I understand that you need to be judicious with the use of inheritance, however this is a specific case where inheritance does indeed make sense (at least it does to us). And the one place in our model where multiple inheritance makes sense too. (We're abstracting a storage mechanism in one dimension and object meta data in the other).
In the case we're talking about, the cost should be identical whether 1:1 related entities or inheritance. (I think polymorphic fetches with left-joins are the primary source of potential performance issues right? That and long chains of subclasses).
Inheritance in this case just makes the code easier.
Anyway, our case is a minority case so I'm not too fussed if you think this is not something that should be in the product. Indeed, using protected properties to "hide" properties from certain subclasses is a work-around, not a clean solution. What we'd actually want is mutiple inheritance with a mixture of entity-per-type and entity-per-type-hierarchy for that inheritance structure - both of which are not possible.
In the protected property case, to get and/or set fields, we'd have to derive from the llblgen entities and write properties in those derived classes to expose the specific protected base properties for the subtypes. This would essentially be emulating entity-per-type-hierarchy (via interface and protected properties) within a standard entity-per-type inheritance model.
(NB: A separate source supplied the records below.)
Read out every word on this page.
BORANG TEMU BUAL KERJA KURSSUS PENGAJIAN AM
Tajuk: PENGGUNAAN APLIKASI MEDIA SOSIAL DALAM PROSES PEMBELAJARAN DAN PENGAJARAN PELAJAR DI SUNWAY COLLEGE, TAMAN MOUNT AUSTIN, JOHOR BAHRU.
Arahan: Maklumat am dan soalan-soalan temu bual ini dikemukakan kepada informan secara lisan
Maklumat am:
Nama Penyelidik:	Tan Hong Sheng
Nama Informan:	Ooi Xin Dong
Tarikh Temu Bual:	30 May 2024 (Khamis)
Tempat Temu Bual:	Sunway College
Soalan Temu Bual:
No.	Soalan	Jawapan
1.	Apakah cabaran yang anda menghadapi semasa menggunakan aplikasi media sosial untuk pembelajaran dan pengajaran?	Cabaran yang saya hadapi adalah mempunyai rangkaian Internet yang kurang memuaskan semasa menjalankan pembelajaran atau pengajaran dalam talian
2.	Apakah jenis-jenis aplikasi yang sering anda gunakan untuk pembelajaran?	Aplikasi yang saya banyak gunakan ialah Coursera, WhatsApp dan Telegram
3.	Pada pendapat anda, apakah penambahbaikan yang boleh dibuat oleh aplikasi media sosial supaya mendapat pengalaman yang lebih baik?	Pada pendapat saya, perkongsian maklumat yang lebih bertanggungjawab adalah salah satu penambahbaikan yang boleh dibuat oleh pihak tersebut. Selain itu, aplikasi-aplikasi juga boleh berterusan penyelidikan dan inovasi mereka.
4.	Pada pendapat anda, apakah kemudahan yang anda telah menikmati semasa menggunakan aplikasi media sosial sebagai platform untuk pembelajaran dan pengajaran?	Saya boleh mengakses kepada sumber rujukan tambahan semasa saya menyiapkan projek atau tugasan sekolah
ie create a standard entity-per-type inheritance model for the first inheritance dimension then for the other dimension, add all of the fields to the base entity, create interfaces for the second dimensions "subclasses" and then subclass each of the first dimensions classes implementing the appropriate interface from the second dimension - which exposes the appropriate fields from the base entity.
Don't worry. We'll deal with this another way.